A lot of startups in the US are rightly worried about software patents. A couple of days ago somebody published “Arguments you can make against software patents as a startup CTO” [via Bessen and Henrion].

To quote some bits from it:

Most software engineers believe that software patents are bad for innovation, and shouldn’t exist. Unfortunately, this isn’t a good argument against filing for software patents, since it’s essentially a complaint about the rules of the game, but as a startup CTO you still have to play the game, regardless of what you think of the rules.

Many CTOs of seed or A-round companies find themselves under pressure from non-technical co-founders and investors to spend time and money on software patents. While I don’t always win the debate, I can say with confidence that the return on investment on all of this time and effort was precisely $0 in every case.

[...]

When people ask about my “IP defensibility” strategy, I generally argue for trade secrets. They’re free, require no effort, you’re not disclosing potentially important information to competitors, and they basically lack any of the other shortcomings I describe above.

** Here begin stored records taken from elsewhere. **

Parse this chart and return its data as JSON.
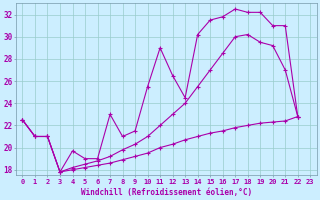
{
  "xlabel": "Windchill (Refroidissement éolien,°C)",
  "bg_color": "#cceeff",
  "line_color": "#aa00aa",
  "grid_color": "#99cccc",
  "xlim": [
    -0.5,
    23.5
  ],
  "ylim": [
    17.5,
    33.0
  ],
  "xticks": [
    0,
    1,
    2,
    3,
    4,
    5,
    6,
    7,
    8,
    9,
    10,
    11,
    12,
    13,
    14,
    15,
    16,
    17,
    18,
    19,
    20,
    21,
    22,
    23
  ],
  "yticks": [
    18,
    20,
    22,
    24,
    26,
    28,
    30,
    32
  ],
  "line1_x": [
    0,
    1,
    2,
    3,
    4,
    5,
    6,
    7,
    8,
    9,
    10,
    11,
    12,
    13,
    14,
    15,
    16,
    17,
    18,
    19,
    20,
    21,
    22
  ],
  "line1_y": [
    22.5,
    21.0,
    21.0,
    17.8,
    19.7,
    19.0,
    19.0,
    23.0,
    21.0,
    21.5,
    25.5,
    29.0,
    26.5,
    24.5,
    30.2,
    31.5,
    31.8,
    32.5,
    32.2,
    32.2,
    31.0,
    31.0,
    22.8
  ],
  "line2_x": [
    0,
    1,
    2,
    3,
    4,
    5,
    6,
    7,
    8,
    9,
    10,
    11,
    12,
    13,
    14,
    15,
    16,
    17,
    18,
    19,
    20,
    21,
    22
  ],
  "line2_y": [
    22.5,
    21.0,
    21.0,
    17.8,
    18.2,
    18.5,
    18.8,
    19.2,
    19.8,
    20.3,
    21.0,
    22.0,
    23.0,
    24.0,
    25.5,
    27.0,
    28.5,
    30.0,
    30.2,
    29.5,
    29.2,
    27.0,
    22.8
  ],
  "line3_x": [
    0,
    1,
    2,
    3,
    4,
    5,
    6,
    7,
    8,
    9,
    10,
    11,
    12,
    13,
    14,
    15,
    16,
    17,
    18,
    19,
    20,
    21,
    22
  ],
  "line3_y": [
    22.5,
    21.0,
    21.0,
    17.8,
    18.0,
    18.2,
    18.4,
    18.6,
    18.9,
    19.2,
    19.5,
    20.0,
    20.3,
    20.7,
    21.0,
    21.3,
    21.5,
    21.8,
    22.0,
    22.2,
    22.3,
    22.4,
    22.8
  ]
}
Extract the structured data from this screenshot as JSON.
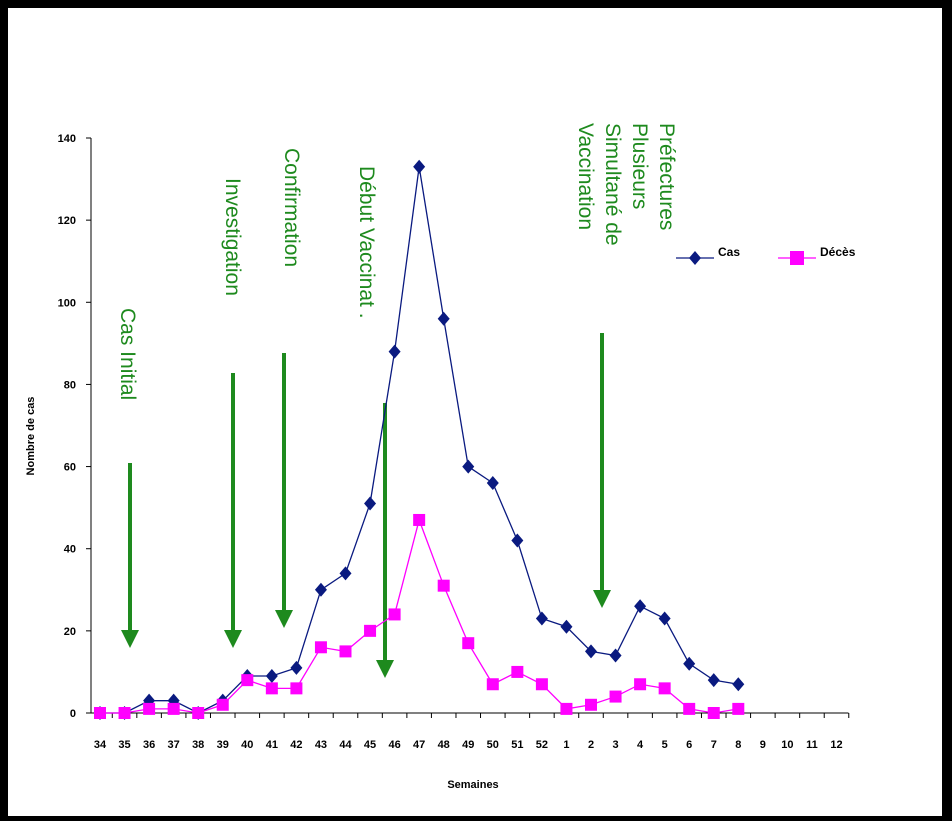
{
  "chart_data": {
    "type": "line",
    "xlabel": "Semaines",
    "ylabel": "Nombre de cas",
    "ylim": [
      0,
      140
    ],
    "yticks": [
      0,
      20,
      40,
      60,
      80,
      100,
      120,
      140
    ],
    "categories": [
      "34",
      "35",
      "36",
      "37",
      "38",
      "39",
      "40",
      "41",
      "42",
      "43",
      "44",
      "45",
      "46",
      "47",
      "48",
      "49",
      "50",
      "51",
      "52",
      "1",
      "2",
      "3",
      "4",
      "5",
      "6",
      "7",
      "8",
      "9",
      "10",
      "11",
      "12"
    ],
    "series": [
      {
        "name": "Cas",
        "color": "#0a1a80",
        "marker": "diamond",
        "values": [
          0,
          0,
          3,
          3,
          0,
          3,
          9,
          9,
          11,
          30,
          34,
          51,
          88,
          133,
          96,
          60,
          56,
          42,
          23,
          21,
          15,
          14,
          26,
          23,
          12,
          8,
          7,
          null,
          null,
          null,
          null
        ]
      },
      {
        "name": "Décès",
        "color": "#ff00ff",
        "marker": "square",
        "values": [
          0,
          0,
          1,
          1,
          0,
          2,
          8,
          6,
          6,
          16,
          15,
          20,
          24,
          47,
          31,
          17,
          7,
          10,
          7,
          1,
          2,
          4,
          7,
          6,
          1,
          0,
          1,
          null,
          null,
          null,
          null
        ]
      }
    ],
    "legend_position": "right",
    "annotations": [
      {
        "text": "Cas Initial",
        "week": "35"
      },
      {
        "text": "Investigation",
        "week": "39"
      },
      {
        "text": "Confirmation",
        "week": "41"
      },
      {
        "text": "Début  Vaccinat  .",
        "week": "45"
      },
      {
        "text": "Vaccination Simultané de Plusieurs Préfectures",
        "week": "2"
      }
    ],
    "annotation_color": "#1e8a1e"
  }
}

IBM’s Manny Schecter/Schechter has just published this paper. It speaks about the effects of Alice on business method patents, not just software patents, which Schecter and his employer support [1, 2]. “Many sources track aspects of PTAB outcomes,” says the abstract, “but none have specifically analyzed CBM outcomes at both the institution and final decision stages by ground. Practitioners, policymakers, patentees, and petitioners can benefit from an empirical analysis of outcomes. Our study analyzes CBM outcomes according to the basis for the challenge and examines whether the Supreme Court’s ruling in Alice Corp. Pty. Ltd. v. CLS Bank Int’l, 134 S.Ct. 2347 (2014) (Alice) makes § 101 grounds more popular in CBM petitions. We also investigate the effect of Alice on CBM petition filing and success. We determined that there were more § 101 challenges in CBM filings post-Alice.”

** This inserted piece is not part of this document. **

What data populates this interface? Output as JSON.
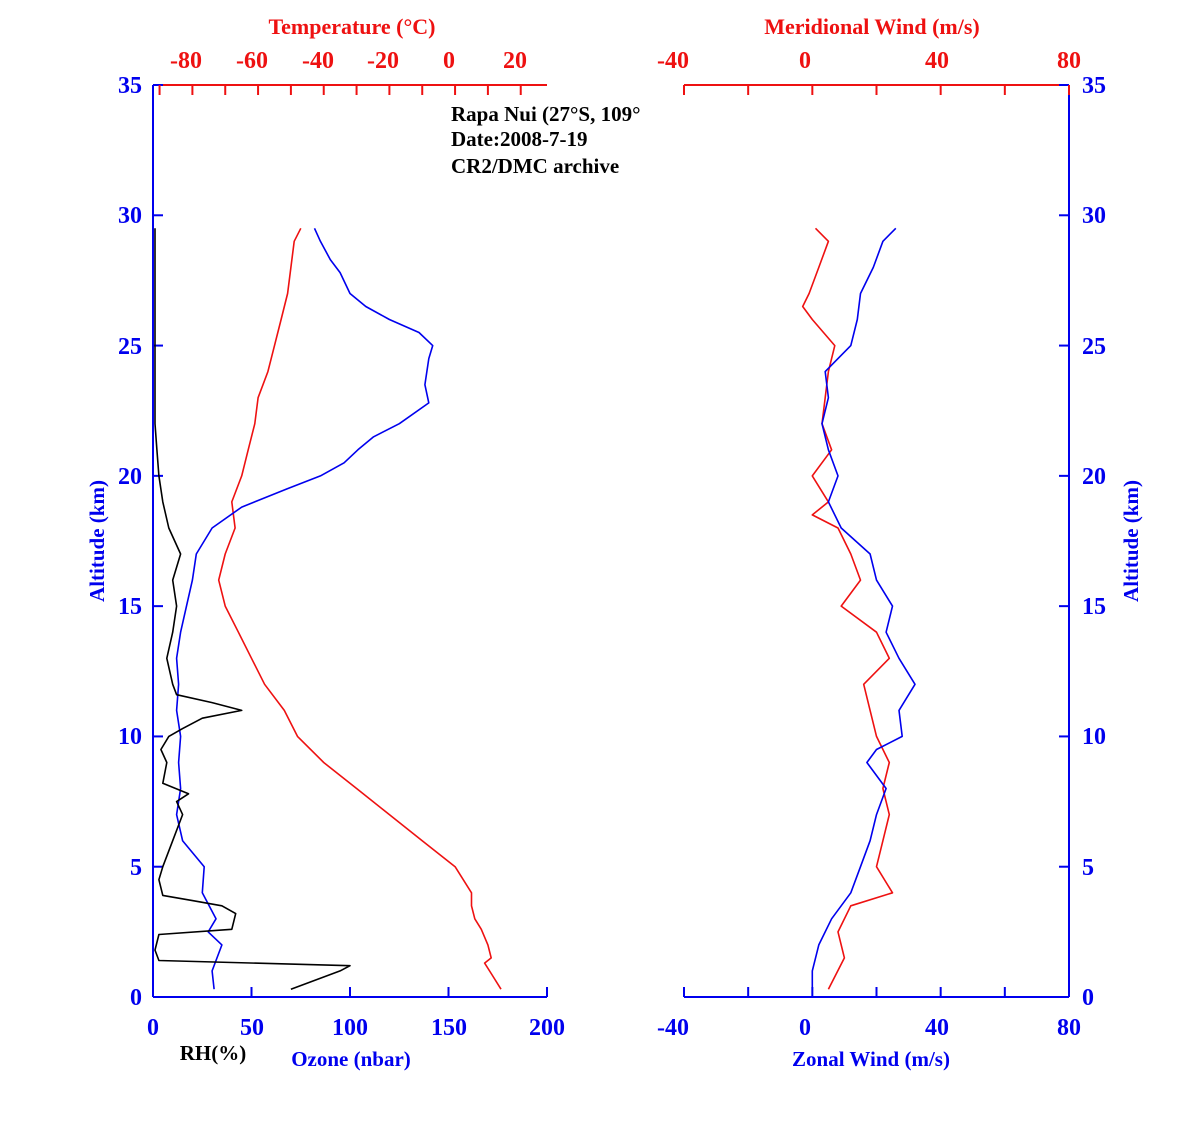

Patent lawyers are rightly worried (for themselves) that a lot of patents would no longer withstand challenges in/from a court of law. There is more uncertainty for them. Whether or not these patents are worth something, injunctions, embargoes and even raids remain a scary prospect to companies that actually produce things.

“Though force can protect in emergency, only justice, fairness, consideration and cooperation can finally lead men to the dawn of eternal peace.”